Data Science

Modeling the Visual Field For Young Glaucoma Patients

About As part of the course STA 440: Case Studies, we built spatio-temporal conditional auto regressive classification (CAR) models to predict early-onset glaucoma. By training these models on longitudinal visual field series of patients under 45, we were able to glean insight in the the progression and regionality of optical deterioration. Our model building process encoded visual field neighborhood dependencies via rook and queen adjacency matrices to better understand how location and adjacency impact expect visual field changes.

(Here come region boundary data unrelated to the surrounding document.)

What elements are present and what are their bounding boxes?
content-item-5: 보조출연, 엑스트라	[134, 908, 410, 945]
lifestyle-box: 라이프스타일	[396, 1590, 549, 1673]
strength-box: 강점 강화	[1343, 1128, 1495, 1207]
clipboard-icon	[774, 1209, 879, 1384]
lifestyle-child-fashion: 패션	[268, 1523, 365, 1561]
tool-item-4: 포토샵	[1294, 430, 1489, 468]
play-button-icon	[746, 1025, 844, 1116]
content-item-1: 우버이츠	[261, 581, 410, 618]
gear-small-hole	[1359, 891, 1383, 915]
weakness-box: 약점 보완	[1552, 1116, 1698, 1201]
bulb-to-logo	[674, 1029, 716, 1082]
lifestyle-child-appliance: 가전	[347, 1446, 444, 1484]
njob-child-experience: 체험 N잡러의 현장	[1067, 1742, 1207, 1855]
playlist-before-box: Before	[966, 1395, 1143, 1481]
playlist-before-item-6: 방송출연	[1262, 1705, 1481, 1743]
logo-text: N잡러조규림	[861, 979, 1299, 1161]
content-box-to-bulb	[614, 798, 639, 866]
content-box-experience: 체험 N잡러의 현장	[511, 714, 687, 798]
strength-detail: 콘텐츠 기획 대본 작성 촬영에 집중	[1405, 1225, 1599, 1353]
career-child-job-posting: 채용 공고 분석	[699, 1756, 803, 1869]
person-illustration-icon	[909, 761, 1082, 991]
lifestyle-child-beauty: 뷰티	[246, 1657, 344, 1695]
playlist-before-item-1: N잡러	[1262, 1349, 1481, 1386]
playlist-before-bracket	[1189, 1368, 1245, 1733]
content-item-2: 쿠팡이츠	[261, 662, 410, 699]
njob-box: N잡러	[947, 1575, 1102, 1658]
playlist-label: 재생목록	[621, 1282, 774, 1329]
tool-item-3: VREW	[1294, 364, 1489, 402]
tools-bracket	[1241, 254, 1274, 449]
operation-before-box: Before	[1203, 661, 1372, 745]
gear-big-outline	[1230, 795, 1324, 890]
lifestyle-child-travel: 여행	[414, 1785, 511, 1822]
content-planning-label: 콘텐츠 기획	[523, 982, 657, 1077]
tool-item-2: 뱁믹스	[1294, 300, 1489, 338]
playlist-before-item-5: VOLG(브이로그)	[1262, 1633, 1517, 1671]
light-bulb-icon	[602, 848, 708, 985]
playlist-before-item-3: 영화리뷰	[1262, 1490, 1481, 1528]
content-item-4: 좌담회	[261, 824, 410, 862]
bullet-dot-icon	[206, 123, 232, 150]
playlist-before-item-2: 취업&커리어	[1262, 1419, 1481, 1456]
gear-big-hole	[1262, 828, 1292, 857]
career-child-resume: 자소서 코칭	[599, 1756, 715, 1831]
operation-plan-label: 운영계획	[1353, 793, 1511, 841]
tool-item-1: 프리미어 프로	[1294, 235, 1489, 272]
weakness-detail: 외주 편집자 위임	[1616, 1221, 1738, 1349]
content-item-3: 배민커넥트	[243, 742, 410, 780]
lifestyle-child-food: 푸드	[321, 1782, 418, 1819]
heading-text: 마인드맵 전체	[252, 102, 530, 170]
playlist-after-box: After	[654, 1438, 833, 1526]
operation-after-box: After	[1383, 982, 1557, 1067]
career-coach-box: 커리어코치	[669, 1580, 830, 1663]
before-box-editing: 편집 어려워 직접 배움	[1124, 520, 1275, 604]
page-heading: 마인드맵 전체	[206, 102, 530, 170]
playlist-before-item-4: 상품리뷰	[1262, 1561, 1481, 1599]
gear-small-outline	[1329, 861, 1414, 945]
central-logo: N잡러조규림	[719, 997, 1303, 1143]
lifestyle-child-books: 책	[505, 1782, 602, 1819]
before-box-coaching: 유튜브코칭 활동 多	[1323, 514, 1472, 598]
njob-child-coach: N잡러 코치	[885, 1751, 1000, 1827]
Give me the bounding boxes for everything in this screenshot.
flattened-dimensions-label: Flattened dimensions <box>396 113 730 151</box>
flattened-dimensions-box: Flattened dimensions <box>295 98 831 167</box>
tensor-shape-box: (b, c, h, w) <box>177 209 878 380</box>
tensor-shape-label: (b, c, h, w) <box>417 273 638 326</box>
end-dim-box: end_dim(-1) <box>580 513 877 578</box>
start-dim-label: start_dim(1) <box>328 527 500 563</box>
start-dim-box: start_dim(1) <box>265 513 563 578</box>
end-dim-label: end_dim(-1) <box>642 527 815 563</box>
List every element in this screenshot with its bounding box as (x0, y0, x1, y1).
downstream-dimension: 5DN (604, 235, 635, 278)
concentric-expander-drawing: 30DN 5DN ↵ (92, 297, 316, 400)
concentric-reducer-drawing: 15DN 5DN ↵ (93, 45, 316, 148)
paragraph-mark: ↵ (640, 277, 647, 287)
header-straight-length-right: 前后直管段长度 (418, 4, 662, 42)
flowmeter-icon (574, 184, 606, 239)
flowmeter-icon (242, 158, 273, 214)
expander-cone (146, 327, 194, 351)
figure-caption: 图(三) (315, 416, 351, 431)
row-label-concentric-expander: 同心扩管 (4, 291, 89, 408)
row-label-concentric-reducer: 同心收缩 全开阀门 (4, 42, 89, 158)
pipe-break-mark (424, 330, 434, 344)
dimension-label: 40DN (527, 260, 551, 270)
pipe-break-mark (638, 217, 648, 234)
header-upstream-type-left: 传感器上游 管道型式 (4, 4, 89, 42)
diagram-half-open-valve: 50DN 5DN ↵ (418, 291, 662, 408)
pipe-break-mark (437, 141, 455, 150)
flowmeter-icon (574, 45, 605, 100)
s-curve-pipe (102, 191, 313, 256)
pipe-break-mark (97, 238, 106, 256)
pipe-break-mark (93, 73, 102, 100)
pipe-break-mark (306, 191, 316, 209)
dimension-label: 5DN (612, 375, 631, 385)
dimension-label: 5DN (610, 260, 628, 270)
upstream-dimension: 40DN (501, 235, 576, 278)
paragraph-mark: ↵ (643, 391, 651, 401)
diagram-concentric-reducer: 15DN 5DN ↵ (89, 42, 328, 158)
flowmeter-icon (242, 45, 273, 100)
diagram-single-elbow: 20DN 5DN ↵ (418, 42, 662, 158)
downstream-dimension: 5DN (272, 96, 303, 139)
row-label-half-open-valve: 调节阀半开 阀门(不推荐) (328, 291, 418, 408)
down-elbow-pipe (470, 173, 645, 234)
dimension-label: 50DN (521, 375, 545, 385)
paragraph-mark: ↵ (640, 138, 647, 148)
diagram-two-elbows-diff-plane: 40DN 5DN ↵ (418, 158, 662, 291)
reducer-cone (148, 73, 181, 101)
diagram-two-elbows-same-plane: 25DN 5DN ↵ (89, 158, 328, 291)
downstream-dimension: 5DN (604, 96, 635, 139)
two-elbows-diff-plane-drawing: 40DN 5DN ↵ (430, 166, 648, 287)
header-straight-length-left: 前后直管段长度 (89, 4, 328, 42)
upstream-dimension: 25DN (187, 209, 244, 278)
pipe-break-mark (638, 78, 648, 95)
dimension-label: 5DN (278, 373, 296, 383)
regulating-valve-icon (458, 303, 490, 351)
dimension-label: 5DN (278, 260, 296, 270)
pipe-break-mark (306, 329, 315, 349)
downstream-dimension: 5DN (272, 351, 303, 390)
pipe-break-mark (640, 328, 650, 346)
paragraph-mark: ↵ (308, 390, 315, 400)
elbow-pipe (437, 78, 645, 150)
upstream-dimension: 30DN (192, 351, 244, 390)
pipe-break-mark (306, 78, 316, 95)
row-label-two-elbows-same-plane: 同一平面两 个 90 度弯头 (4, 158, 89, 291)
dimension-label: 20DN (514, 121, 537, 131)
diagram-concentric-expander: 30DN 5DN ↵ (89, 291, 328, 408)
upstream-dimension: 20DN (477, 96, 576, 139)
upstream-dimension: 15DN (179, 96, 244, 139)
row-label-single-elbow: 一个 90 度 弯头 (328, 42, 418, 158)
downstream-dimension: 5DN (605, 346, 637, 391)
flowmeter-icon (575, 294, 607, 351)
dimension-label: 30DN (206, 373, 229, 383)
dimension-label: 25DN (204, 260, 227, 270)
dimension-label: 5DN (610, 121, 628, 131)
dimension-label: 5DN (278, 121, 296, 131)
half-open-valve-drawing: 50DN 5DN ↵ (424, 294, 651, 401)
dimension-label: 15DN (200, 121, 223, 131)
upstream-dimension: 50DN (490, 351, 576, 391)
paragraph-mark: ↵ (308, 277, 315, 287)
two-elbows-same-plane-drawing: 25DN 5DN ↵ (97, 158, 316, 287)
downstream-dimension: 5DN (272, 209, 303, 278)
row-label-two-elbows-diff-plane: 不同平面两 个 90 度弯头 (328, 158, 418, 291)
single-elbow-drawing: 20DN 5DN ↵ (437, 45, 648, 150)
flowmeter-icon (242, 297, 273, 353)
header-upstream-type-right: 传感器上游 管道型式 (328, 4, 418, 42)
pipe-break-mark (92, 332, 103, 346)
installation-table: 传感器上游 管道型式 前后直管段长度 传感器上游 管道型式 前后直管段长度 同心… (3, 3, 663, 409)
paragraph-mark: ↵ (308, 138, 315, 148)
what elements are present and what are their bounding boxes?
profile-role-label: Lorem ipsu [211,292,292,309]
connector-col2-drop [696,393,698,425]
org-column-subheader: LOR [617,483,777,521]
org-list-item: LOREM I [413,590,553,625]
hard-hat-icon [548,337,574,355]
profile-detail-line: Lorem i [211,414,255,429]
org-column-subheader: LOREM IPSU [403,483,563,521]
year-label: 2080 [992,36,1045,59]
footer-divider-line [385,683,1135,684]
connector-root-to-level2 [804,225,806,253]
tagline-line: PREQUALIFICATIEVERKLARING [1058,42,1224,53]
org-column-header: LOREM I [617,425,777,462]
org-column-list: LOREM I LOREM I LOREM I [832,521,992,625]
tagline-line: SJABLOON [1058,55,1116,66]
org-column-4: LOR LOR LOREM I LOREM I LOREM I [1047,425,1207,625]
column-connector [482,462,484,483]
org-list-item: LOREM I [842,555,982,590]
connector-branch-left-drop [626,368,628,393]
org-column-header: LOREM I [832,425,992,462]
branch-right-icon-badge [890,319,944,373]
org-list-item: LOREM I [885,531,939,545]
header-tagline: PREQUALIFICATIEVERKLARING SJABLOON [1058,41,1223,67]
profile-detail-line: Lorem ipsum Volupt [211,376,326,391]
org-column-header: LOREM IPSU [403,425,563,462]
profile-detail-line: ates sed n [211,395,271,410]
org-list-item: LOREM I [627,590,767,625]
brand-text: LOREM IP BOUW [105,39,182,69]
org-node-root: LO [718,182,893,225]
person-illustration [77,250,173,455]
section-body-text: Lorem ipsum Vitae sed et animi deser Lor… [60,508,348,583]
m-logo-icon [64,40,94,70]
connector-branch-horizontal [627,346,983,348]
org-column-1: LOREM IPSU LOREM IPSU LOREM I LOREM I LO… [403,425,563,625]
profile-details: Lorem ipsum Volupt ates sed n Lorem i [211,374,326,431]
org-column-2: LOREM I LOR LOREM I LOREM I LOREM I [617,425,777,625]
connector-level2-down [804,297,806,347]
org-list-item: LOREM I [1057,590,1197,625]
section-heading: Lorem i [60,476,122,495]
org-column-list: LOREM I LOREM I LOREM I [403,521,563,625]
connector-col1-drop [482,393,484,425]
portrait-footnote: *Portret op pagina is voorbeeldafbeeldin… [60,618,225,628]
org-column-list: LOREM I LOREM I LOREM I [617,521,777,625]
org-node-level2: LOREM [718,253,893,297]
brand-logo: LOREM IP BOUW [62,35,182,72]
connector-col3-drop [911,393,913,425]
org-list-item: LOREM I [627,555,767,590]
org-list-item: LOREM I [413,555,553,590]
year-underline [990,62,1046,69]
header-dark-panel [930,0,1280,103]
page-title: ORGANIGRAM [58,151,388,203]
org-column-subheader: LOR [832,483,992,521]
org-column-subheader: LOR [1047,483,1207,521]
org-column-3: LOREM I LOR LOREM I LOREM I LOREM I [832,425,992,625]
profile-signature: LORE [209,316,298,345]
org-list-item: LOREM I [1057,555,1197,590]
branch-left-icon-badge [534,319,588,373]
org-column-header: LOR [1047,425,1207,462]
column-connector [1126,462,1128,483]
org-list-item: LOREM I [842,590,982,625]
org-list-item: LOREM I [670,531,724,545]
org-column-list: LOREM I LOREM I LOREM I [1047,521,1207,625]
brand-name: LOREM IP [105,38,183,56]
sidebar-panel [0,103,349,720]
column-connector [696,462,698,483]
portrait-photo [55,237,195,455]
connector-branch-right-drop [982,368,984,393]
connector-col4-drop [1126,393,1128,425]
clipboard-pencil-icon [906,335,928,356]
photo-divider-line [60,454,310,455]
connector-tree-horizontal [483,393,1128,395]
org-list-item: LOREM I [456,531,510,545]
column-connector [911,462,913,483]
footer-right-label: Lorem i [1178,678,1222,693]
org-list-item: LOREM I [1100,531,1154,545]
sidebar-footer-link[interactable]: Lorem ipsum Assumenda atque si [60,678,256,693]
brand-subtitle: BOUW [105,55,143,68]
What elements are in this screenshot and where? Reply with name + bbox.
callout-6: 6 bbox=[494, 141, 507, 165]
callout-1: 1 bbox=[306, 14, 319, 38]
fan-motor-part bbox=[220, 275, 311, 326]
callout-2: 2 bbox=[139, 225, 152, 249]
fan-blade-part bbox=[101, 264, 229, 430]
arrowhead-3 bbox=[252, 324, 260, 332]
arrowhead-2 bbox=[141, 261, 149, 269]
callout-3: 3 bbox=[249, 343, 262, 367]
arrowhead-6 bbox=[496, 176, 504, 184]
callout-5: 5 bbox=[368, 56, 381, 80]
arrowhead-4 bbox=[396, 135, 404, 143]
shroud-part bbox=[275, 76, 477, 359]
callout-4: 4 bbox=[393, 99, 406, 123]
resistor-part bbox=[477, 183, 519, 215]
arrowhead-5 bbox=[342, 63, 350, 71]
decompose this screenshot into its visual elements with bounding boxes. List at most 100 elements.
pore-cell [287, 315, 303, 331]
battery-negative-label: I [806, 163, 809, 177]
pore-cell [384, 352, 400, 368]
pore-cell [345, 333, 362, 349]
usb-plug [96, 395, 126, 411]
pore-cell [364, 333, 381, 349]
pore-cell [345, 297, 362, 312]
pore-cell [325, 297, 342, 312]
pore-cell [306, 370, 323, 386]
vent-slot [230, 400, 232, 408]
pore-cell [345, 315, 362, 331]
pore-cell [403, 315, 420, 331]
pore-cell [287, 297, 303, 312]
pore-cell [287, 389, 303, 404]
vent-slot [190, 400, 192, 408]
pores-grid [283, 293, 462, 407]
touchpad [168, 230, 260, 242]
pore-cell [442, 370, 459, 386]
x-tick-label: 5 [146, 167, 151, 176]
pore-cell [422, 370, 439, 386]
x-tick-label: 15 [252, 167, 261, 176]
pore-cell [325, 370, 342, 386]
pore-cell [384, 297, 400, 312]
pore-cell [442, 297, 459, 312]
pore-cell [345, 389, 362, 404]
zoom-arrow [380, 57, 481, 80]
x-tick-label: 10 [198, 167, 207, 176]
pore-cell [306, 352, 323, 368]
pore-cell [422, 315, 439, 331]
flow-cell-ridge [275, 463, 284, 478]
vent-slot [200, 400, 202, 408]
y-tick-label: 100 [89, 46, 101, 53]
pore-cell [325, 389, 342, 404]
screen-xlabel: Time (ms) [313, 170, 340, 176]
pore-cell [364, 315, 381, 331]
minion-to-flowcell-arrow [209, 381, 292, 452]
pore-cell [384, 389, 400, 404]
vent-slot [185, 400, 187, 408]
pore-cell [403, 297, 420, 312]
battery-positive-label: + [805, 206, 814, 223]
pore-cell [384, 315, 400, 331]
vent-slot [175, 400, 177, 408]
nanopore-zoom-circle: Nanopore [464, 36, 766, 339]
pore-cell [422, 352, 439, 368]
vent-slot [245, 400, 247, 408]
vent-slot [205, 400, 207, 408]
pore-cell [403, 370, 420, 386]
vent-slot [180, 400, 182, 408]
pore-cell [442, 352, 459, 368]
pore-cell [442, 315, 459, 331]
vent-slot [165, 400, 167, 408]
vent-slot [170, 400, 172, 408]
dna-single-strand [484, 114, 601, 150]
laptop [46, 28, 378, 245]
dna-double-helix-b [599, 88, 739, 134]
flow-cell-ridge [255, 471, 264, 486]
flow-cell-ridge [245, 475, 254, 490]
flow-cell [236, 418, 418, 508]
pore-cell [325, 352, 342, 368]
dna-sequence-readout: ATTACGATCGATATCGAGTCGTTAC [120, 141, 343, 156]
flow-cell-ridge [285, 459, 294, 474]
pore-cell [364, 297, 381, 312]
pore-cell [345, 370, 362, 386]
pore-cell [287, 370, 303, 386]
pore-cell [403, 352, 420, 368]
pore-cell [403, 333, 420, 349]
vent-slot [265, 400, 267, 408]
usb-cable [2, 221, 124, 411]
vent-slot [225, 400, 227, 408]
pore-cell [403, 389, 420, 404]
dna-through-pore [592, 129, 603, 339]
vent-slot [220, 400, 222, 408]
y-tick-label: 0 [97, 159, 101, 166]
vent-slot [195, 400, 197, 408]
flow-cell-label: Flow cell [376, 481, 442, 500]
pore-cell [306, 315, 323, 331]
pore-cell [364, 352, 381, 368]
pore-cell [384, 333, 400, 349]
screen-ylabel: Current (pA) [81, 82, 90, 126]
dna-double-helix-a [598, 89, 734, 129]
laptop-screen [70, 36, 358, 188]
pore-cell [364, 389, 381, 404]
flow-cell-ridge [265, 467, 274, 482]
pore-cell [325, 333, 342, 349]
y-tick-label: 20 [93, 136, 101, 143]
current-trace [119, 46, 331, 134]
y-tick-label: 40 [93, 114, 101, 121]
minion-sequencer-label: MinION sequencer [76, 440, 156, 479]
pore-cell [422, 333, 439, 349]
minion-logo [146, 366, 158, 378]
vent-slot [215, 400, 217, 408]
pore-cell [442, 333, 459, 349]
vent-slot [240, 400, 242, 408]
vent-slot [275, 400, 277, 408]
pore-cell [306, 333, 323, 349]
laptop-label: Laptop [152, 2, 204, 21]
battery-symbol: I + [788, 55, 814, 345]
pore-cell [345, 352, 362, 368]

Classifying DNA Barcodes from the Lepidoptera Order

About As part of the course STA 440: Case Studies, we built classification models that read DNA sequences from various Lepidoptera (butterflies) to accurately predict their families and genera, while acknowledging any measured uncertainty. This case study utilized a historical dataset of 40,000 annotated DNA sequences to fit and train our models, with the ultimate goal of classifying 7,000 unannotated sequences at the family and genus levels. We ultimately achieved a high level of accuracy by constructing a multinomial regression model accounting for particular loci (formally know as kmers) in the DNA sequences.

Understanding Kiva Loan Defaults

About As part of the course STA 440: Case Studies, we explored the relationship between and geographic factors and both the risk of default and time to default, as well as predicting the probability of default using Kiva loan data from 2005 to 2012. By constructing both logistic regression and parametric accelerated failure time models, we provided concrete recommendations to prospective Kiva lenders on how to identify loans with lower risk of default and longer times to default.

Clinical Trial Optimization Tool

About As part of a summer internship with Amgen Inc, I developed an interactive R shiny interface allowing my colleagues to optimize clinical trial roll out. While most of the data and information is protected by the company, the project is an example of how data science, visualization, and user interface design can promote the future of human health. By integrating country-level data, site-level enrollment rates, cost information, and therapeutic area specifications, the tool was able to develop an optimal geographic “footprint” for a clinical trial.

Duke Basketball R Shiny Database

Introduction This year, Duke witnessed a historic basketball season, with it being Coach K’s last season and playing so well throughout the season and March Madness. Therefore, we decided to make our final project all about Duke men’s basketball statistics. Our project scrapes Duke men’s basketball data, about both the team and individual players, from the goduke.com website. We then created a Shiny app to present this data and allow users to look up individual player stats and access different summary statistic reports.

New York Times Database Tool

About this Project As part of my course STA 323: Statistical Computing, I harnessed the New York Times API to build an interactive database of all their historical articles. Employing R Shiny, I created an interface that allows users to specify a day in history and access all articles from the NYT from that specific paper. You can view the project code on Github.

USDA Low-Cost Diet Nutrient Dashboard

About this Project In collaboration with researchers from Tufts University, Duke University and Penn State University, this interactive tool is part of the research project “From Scarcity to Prosperity: How Nutrition/Cost Tradeoffs Influence Consumer Choices and the Food System.” The data used in this dashboard are sourced from the 2013/2014 National Health and Nutrition Examination Survey (NHANES) and the USDA/ERS Purchase-To-Plate Price Data Tool, and represents the consumption behaviors of women between 20-50 years old in the US.

Voter Turnout Data Analysis

About this Project In this project, we investigated voter turnout rates over a 14-year period. We used data from IPUMS and the American Statistical Association that that were originally collected from surveys conducted by the United States Census Bureau and the Bureau of Labor Statistics [1,2]. The surveys are part of a “Voting and Registration Supplement” of the Current Population Survey that occurs every two years after the November elections [3].